In shared storage systems such as virtual datacenters executing many virtual machines (VMs), multiple hosts may share the same set of storage devices and/or the same set of storage input/output (I/O) paths. Avoiding fabric congestion with some existing systems is difficult at least because of the complexity and changes in fabric topology, I/O load, and I/O path selection. For example, VMs, virtual disks, hosts, storage devices (or other storage areas), and Fibre channel links may be added and removed dynamically.
Further, advanced disk technology such as in solid-state disks (SSDs) provides better random I/O performance over other types of disks. SSDs are being used as cached, front-end tiers, and/or complete spindle replacements. With SSDs, it may be possible to achieve as high as 3 Gbytes/sec of random disk I/O traffic leading to an increase in I/O bandwidth per storage device or logical unit number (LUN). Additionally, high throughput sequential I/O operations such as backups, cloning, and template deployment may saturate fabric links and/or cause failure.
Responding to dynamic events by manually determining optimum paths for the individual hosts is difficult, unreliable, error prone, and unlikely to provide effective load balancing.
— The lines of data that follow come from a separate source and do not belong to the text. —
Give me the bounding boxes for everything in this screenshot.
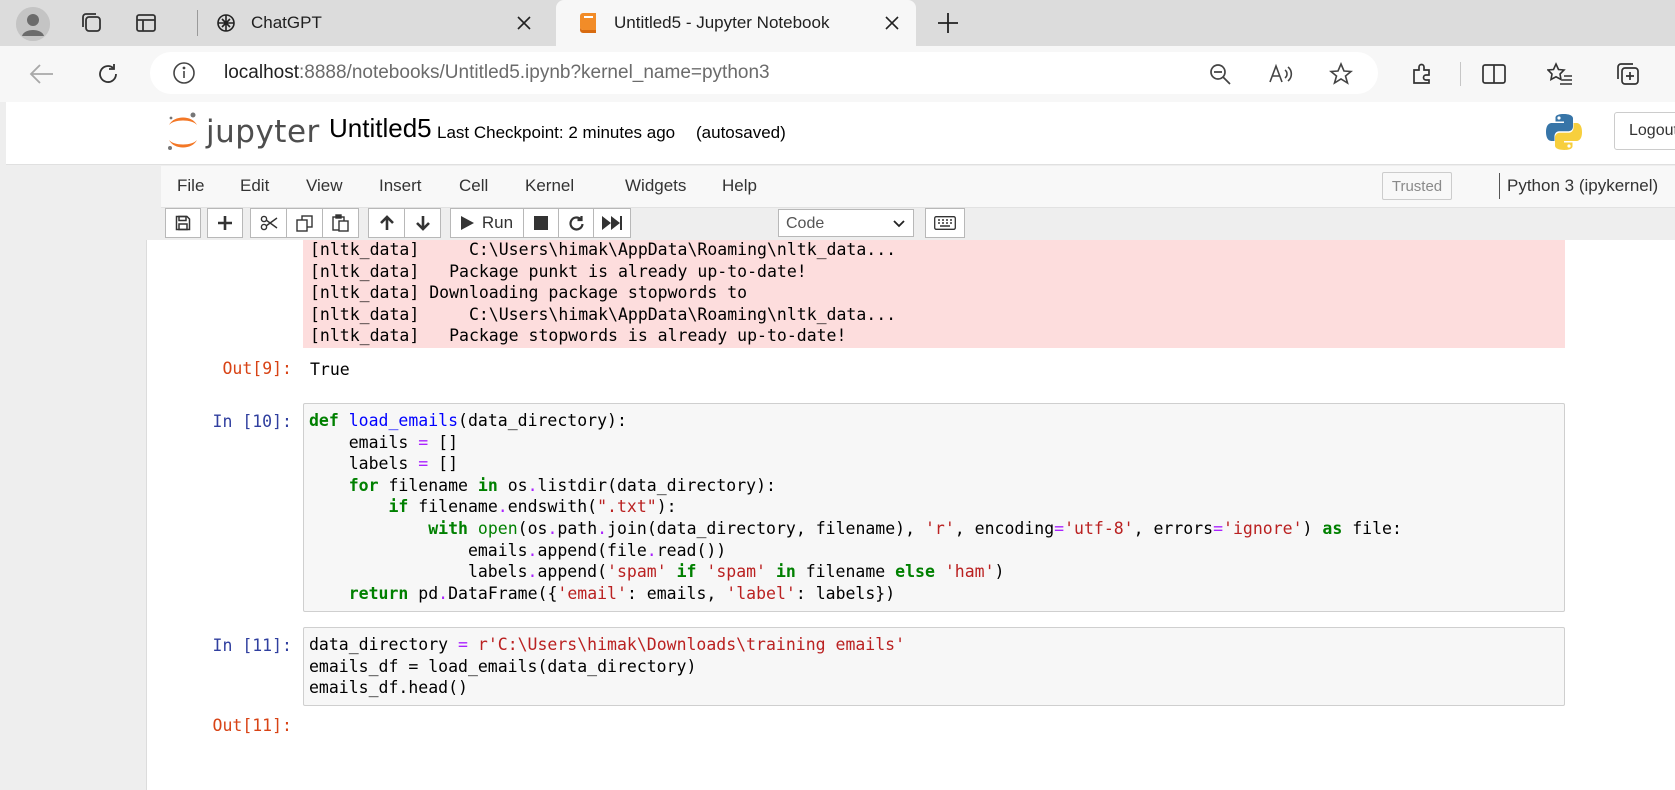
save-button[interactable] [165, 208, 201, 238]
tab-chatgpt[interactable]: ChatGPT [203, 0, 548, 46]
workspaces-icon[interactable] [76, 7, 108, 39]
menu-bar: File Edit View Insert Cell Kernel Widget… [161, 166, 1675, 208]
close-icon[interactable] [878, 9, 906, 37]
run-label: Run [481, 213, 514, 232]
cut-button[interactable] [250, 208, 287, 238]
extensions-icon[interactable] [1406, 58, 1438, 90]
kernel-separator [1499, 173, 1500, 199]
cell-output: True [310, 360, 350, 379]
move-up-button[interactable] [368, 208, 405, 238]
new-tab-plus-icon[interactable] [932, 7, 964, 39]
out-prompt: Out[9]: [222, 359, 292, 378]
menu-edit[interactable]: Edit [240, 176, 269, 196]
toolbar-separator [1460, 62, 1461, 86]
tab-title: ChatGPT [251, 13, 322, 32]
menu-file[interactable]: File [177, 176, 204, 196]
jupyter-header: jupyter Untitled5 Last Checkpoint: 2 min… [6, 102, 1675, 165]
trusted-indicator[interactable]: Trusted [1382, 172, 1452, 200]
favorites-list-icon[interactable] [1544, 58, 1576, 90]
close-icon[interactable] [510, 9, 538, 37]
cell-type-select[interactable]: Code [778, 209, 914, 237]
autosave-status: (autosaved) [696, 123, 786, 142]
interrupt-kernel-button[interactable] [523, 208, 559, 238]
stderr-line: [nltk_data] Package stopwords is already… [310, 326, 847, 346]
paste-button[interactable] [322, 208, 359, 238]
kernel-name[interactable]: Python 3 (ipykernel) [1507, 176, 1658, 196]
copy-button[interactable] [286, 208, 323, 238]
notebook-title[interactable]: Untitled5 [329, 113, 432, 144]
url-text: localhost:8888/notebooks/Untitled5.ipynb… [224, 62, 770, 83]
stderr-line: [nltk_data] Downloading package stopword… [310, 283, 748, 303]
cell-type-value: Code [786, 215, 825, 232]
restart-run-all-button[interactable] [593, 208, 631, 238]
jupyter-page: jupyter Untitled5 Last Checkpoint: 2 min… [6, 102, 1675, 790]
chatgpt-favicon-icon [215, 12, 237, 34]
notebook-toolbar: Run Code [161, 208, 1675, 240]
stderr-line: [nltk_data] C:\Users\himak\AppData\Roami… [310, 240, 897, 259]
code-cell-editor[interactable]: data_directory = r'C:\Users\himak\Downlo… [303, 627, 1565, 706]
logout-button[interactable]: Logout [1614, 112, 1675, 150]
restart-kernel-button[interactable] [558, 208, 594, 238]
address-bar[interactable]: localhost:8888/notebooks/Untitled5.ipynb… [150, 52, 1378, 94]
menu-widgets[interactable]: Widgets [625, 176, 686, 196]
read-aloud-icon[interactable] [1268, 61, 1294, 87]
menu-kernel[interactable]: Kernel [525, 176, 574, 196]
zoom-out-icon[interactable] [1207, 61, 1233, 87]
stderr-output: [nltk_data] C:\Users\himak\AppData\Roami… [303, 240, 1565, 348]
chevron-down-icon [893, 220, 905, 228]
move-down-button[interactable] [404, 208, 441, 238]
tab-jupyter[interactable]: Untitled5 - Jupyter Notebook [556, 0, 916, 46]
code-cell-editor[interactable]: def load_emails(data_directory): emails … [303, 403, 1565, 612]
tab-actions-icon[interactable] [130, 7, 162, 39]
out-prompt: Out[11]: [212, 716, 292, 735]
jupyter-logo-text: jupyter [206, 114, 320, 150]
notebook-container: [nltk_data] C:\Users\himak\AppData\Roami… [146, 240, 1675, 790]
stderr-line: [nltk_data] C:\Users\himak\AppData\Roami… [310, 304, 897, 324]
split-screen-icon[interactable] [1478, 58, 1510, 90]
command-palette-button[interactable] [925, 208, 965, 238]
python-logo-icon [1544, 112, 1584, 152]
in-prompt: In [11]: [212, 636, 292, 655]
browser-address-row: localhost:8888/notebooks/Untitled5.ipynb… [0, 46, 1675, 102]
last-checkpoint: Last Checkpoint: 2 minutes ago [437, 123, 676, 142]
notebook-favicon-icon [578, 12, 600, 34]
profile-avatar-icon[interactable] [16, 7, 50, 41]
menu-help[interactable]: Help [722, 176, 757, 196]
menu-view[interactable]: View [306, 176, 343, 196]
menu-cell[interactable]: Cell [459, 176, 488, 196]
back-arrow-icon[interactable] [26, 58, 58, 90]
jupyter-logo[interactable]: jupyter [166, 110, 320, 154]
run-button[interactable]: Run [450, 208, 524, 238]
browser-tab-strip: ChatGPT Untitled5 - Jupyter Notebook [0, 0, 1675, 46]
favorite-star-icon[interactable] [1328, 61, 1354, 87]
refresh-icon[interactable] [92, 58, 124, 90]
stderr-line: [nltk_data] Package punkt is already up-… [310, 261, 807, 281]
tab-title: Untitled5 - Jupyter Notebook [614, 13, 830, 32]
insert-cell-button[interactable] [207, 208, 243, 238]
site-info-icon[interactable] [172, 61, 196, 85]
tab-separator [197, 10, 198, 36]
in-prompt: In [10]: [212, 412, 292, 431]
collections-icon[interactable] [1612, 58, 1644, 90]
menu-insert[interactable]: Insert [379, 176, 422, 196]
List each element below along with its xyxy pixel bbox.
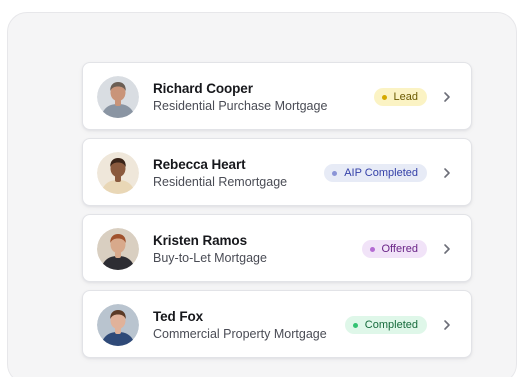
status-label: Lead: [393, 91, 418, 103]
status-dot-icon: [332, 170, 338, 176]
status-badge: Offered: [361, 240, 427, 258]
mortgage-type: Commercial Property Mortgage: [153, 327, 327, 341]
chevron-right-icon[interactable]: [441, 317, 453, 333]
mortgage-type: Residential Remortgage: [153, 175, 288, 189]
status-badge: Lead: [373, 88, 427, 106]
deal-text: Rebecca Heart Residential Remortgage: [153, 157, 287, 190]
chevron-right-icon[interactable]: [441, 241, 453, 257]
avatar: [97, 228, 139, 270]
deal-card[interactable]: Ted Fox Commercial Property Mortgage Com…: [82, 290, 472, 358]
deal-card[interactable]: Rebecca Heart Residential Remortgage AIP…: [82, 138, 472, 206]
status-dot-icon: [381, 94, 387, 100]
deal-card[interactable]: Kristen Ramos Buy-to-Let Mortgage Offere…: [82, 214, 472, 282]
status-dot-icon: [352, 322, 358, 328]
chevron-right-icon[interactable]: [441, 89, 453, 105]
deal-text: Richard Cooper Residential Purchase Mort…: [153, 81, 327, 114]
client-name: Ted Fox: [153, 309, 204, 324]
chevron-right-icon[interactable]: [441, 165, 453, 181]
deal-text: Kristen Ramos Buy-to-Let Mortgage: [153, 233, 267, 266]
status-badge: AIP Completed: [324, 164, 427, 182]
status-label: AIP Completed: [344, 167, 418, 179]
client-name: Rebecca Heart: [153, 157, 246, 172]
deal-card[interactable]: Richard Cooper Residential Purchase Mort…: [82, 62, 472, 130]
mortgage-type: Buy-to-Let Mortgage: [153, 251, 267, 265]
status-badge: Completed: [344, 316, 427, 334]
avatar: [97, 304, 139, 346]
avatar: [97, 76, 139, 118]
client-name: Richard Cooper: [153, 81, 253, 96]
deal-list: Richard Cooper Residential Purchase Mort…: [82, 62, 472, 366]
client-name: Kristen Ramos: [153, 233, 247, 248]
avatar: [97, 152, 139, 194]
status-label: Offered: [381, 243, 419, 255]
deal-text: Ted Fox Commercial Property Mortgage: [153, 309, 327, 342]
status-dot-icon: [369, 246, 375, 252]
status-label: Completed: [364, 319, 418, 331]
mortgage-type: Residential Purchase Mortgage: [153, 99, 328, 113]
deals-panel: Richard Cooper Residential Purchase Mort…: [7, 12, 517, 377]
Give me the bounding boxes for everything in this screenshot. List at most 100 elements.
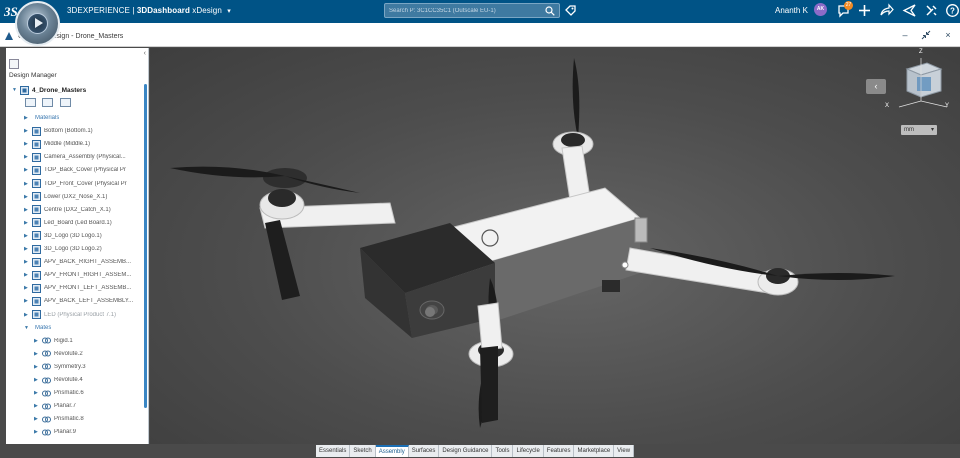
tree-item[interactable]: ▼ Mates bbox=[24, 322, 51, 334]
expand-toggle-icon[interactable]: ▶ bbox=[24, 207, 32, 213]
expand-toggle-icon[interactable]: ▶ bbox=[24, 167, 32, 173]
panel-scrollbar[interactable] bbox=[144, 84, 147, 408]
expand-toggle-icon[interactable]: ▶ bbox=[24, 128, 32, 134]
help-icon[interactable]: ? bbox=[945, 3, 960, 18]
expand-toggle-icon[interactable]: ▶ bbox=[24, 233, 32, 239]
tree-view-icon[interactable] bbox=[9, 59, 19, 69]
filter-icon[interactable] bbox=[25, 98, 36, 107]
units-dropdown[interactable]: mm ▾ bbox=[901, 125, 937, 135]
avatar[interactable]: AK bbox=[814, 3, 827, 16]
search-icon[interactable] bbox=[545, 6, 555, 16]
tree-item[interactable]: ▶ 3D_Logo (3D Logo.1) bbox=[24, 230, 102, 242]
tree-item[interactable]: ▶ Prismatic.6 bbox=[34, 387, 84, 399]
tree-item[interactable]: ▶ Planar.7 bbox=[34, 400, 76, 412]
expand-toggle-icon[interactable]: ▶ bbox=[24, 115, 32, 121]
tab-assembly[interactable]: Assembly bbox=[375, 445, 409, 457]
expand-toggle-icon[interactable]: ▶ bbox=[24, 246, 32, 252]
tree-item[interactable]: ▶ APV_BACK_RIGHT_ASSEMB... bbox=[24, 256, 131, 268]
expand-toggle-icon[interactable]: ▶ bbox=[24, 181, 32, 187]
search-input[interactable] bbox=[389, 6, 539, 16]
drone-model[interactable] bbox=[150, 48, 960, 444]
tree-item[interactable]: ▶ APV_FRONT_RIGHT_ASSEM... bbox=[24, 269, 131, 281]
part-icon bbox=[32, 139, 41, 149]
tree-item[interactable]: ▶ Planar.9 bbox=[34, 426, 76, 438]
tab-marketplace[interactable]: Marketplace bbox=[574, 445, 615, 457]
expand-toggle-icon[interactable]: ▶ bbox=[24, 285, 32, 291]
tree-item[interactable]: ▶ Bottom (Bottom.1) bbox=[24, 125, 93, 137]
tree-item[interactable]: ▶ LED (Physical Product 7.1) bbox=[24, 309, 116, 321]
expand-toggle-icon[interactable]: ▼ bbox=[12, 87, 20, 93]
tab-view[interactable]: View bbox=[614, 445, 635, 457]
chevron-down-icon[interactable]: ▾ bbox=[227, 8, 231, 15]
expand-toggle-icon[interactable]: ▶ bbox=[24, 141, 32, 147]
tree-item[interactable]: ▶ Materials bbox=[24, 112, 59, 124]
tree-item[interactable]: ▶ Revolute.4 bbox=[34, 374, 83, 386]
panel-collapse-icon[interactable]: ‹ bbox=[144, 50, 146, 57]
tab-surfaces[interactable]: Surfaces bbox=[408, 445, 440, 457]
tree-item[interactable]: ▶ Camera_Assembly (Physical... bbox=[24, 151, 126, 163]
expand-all-icon[interactable] bbox=[42, 98, 53, 107]
expand-toggle-icon[interactable]: ▶ bbox=[34, 377, 42, 383]
expand-toggle-icon[interactable]: ▶ bbox=[24, 154, 32, 160]
tag-icon[interactable] bbox=[564, 4, 577, 17]
close-icon[interactable]: × bbox=[943, 30, 953, 40]
tab-tools[interactable]: Tools bbox=[492, 445, 514, 457]
tree-item[interactable]: ▶ APV_FRONT_LEFT_ASSEMB... bbox=[24, 282, 131, 294]
tree-item[interactable]: ▶ 3D_Logo (3D Logo.2) bbox=[24, 243, 102, 255]
share-icon[interactable] bbox=[879, 3, 894, 18]
send-icon[interactable] bbox=[902, 3, 917, 18]
tab-essentials[interactable]: Essentials bbox=[316, 445, 351, 457]
view-back-button[interactable]: ‹ bbox=[866, 79, 886, 94]
tree-item[interactable]: ▶ Middle (Middle.1) bbox=[24, 138, 90, 150]
svg-text:?: ? bbox=[950, 7, 955, 16]
expand-toggle-icon[interactable]: ▶ bbox=[24, 194, 32, 200]
expand-toggle-icon[interactable]: ▶ bbox=[34, 429, 42, 435]
compass-icon[interactable] bbox=[15, 1, 60, 46]
expand-toggle-icon[interactable]: ▶ bbox=[34, 351, 42, 357]
tree-item[interactable]: ▶ TOP_Front_Cover (Physical Pr bbox=[24, 178, 127, 190]
mate-icon bbox=[42, 416, 51, 423]
collapse-icon[interactable] bbox=[921, 30, 931, 40]
tree-item[interactable]: ▶ Rigid.1 bbox=[34, 335, 73, 347]
tree-root[interactable]: ▼ 4_Drone_Masters bbox=[12, 84, 86, 96]
tree-item[interactable]: ▶ Prismatic.8 bbox=[34, 413, 84, 425]
user-name[interactable]: Ananth K bbox=[775, 6, 808, 15]
3d-viewport[interactable]: Z X Y ‹ mm ▾ bbox=[150, 48, 960, 444]
expand-toggle-icon[interactable]: ▶ bbox=[24, 312, 32, 318]
collapse-all-icon[interactable] bbox=[60, 98, 71, 107]
expand-toggle-icon[interactable]: ▶ bbox=[24, 272, 32, 278]
tree-item-label: Lower (DX2_Nose_X.1) bbox=[44, 193, 108, 200]
view-cube[interactable]: Z X Y bbox=[885, 49, 950, 113]
tree-item-label: APV_FRONT_LEFT_ASSEMB... bbox=[44, 285, 132, 292]
tree-item[interactable]: ▶ Revolute.2 bbox=[34, 348, 83, 360]
expand-toggle-icon[interactable]: ▼ bbox=[24, 325, 32, 331]
expand-toggle-icon[interactable]: ▶ bbox=[34, 390, 42, 396]
expand-toggle-icon[interactable]: ▶ bbox=[24, 298, 32, 304]
tree-item[interactable]: ▶ Led_Board (Led Board.1) bbox=[24, 217, 112, 229]
assembly-icon bbox=[20, 85, 29, 95]
expand-toggle-icon[interactable]: ▶ bbox=[34, 416, 42, 422]
tree-item[interactable]: ▶ Centre (DX2_Catch_X.1) bbox=[24, 204, 111, 216]
expand-toggle-icon[interactable]: ▶ bbox=[34, 403, 42, 409]
minimize-icon[interactable]: – bbox=[900, 30, 910, 40]
tools-icon[interactable] bbox=[924, 3, 939, 18]
tab-design-guidance[interactable]: Design Guidance bbox=[439, 445, 493, 457]
tab-sketch[interactable]: Sketch bbox=[350, 445, 376, 457]
tree-item[interactable]: ▶ Symmetry.3 bbox=[34, 361, 86, 373]
app-brand[interactable]: 3DEXPERIENCE | 3DDashboard xDesign ▾ bbox=[67, 6, 231, 15]
tree-item[interactable]: ▶ TOP_Back_Cover (Physical Pr bbox=[24, 164, 126, 176]
expand-toggle-icon[interactable]: ▶ bbox=[34, 338, 42, 344]
search-box[interactable] bbox=[384, 3, 560, 18]
plus-icon[interactable] bbox=[857, 3, 872, 18]
tree-item[interactable]: ▶ Lower (DX2_Nose_X.1) bbox=[24, 191, 107, 203]
view-cube-icon[interactable] bbox=[895, 53, 950, 113]
design-manager-panel: ‹ Design Manager ▼ 4_Drone_Masters ▶ Mate… bbox=[6, 48, 149, 444]
tab-lifecycle[interactable]: Lifecycle bbox=[513, 445, 544, 457]
tab-features[interactable]: Features bbox=[543, 445, 575, 457]
expand-toggle-icon[interactable]: ▶ bbox=[24, 259, 32, 265]
expand-toggle-icon[interactable]: ▶ bbox=[34, 364, 42, 370]
expand-toggle-icon[interactable]: ▶ bbox=[24, 220, 32, 226]
tree-item-label: 3D_Logo (3D Logo.1) bbox=[44, 232, 102, 239]
tree-item[interactable]: ▶ APV_BACK_LEFT_ASSEMBLY... bbox=[24, 295, 133, 307]
part-icon bbox=[32, 310, 41, 319]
Further, some of the existing systems attempt to load balance by multi-pathing, throttling I/O, performing LUN path selection techniques, migrating workloads from one host to another, or migrating data from one LUN or datastore to another. Such existing systems, however, fail to distinguish between LUN congestion and link congestion. As such, these existing systems cannot suggest alternate paths for accessing a LUN when the current path is congested. Additionally, many of the existing system operate at the host level and thus cannot produce a global optimum or alter or recommend topology changes or alternate paths to remedy bottlenecks.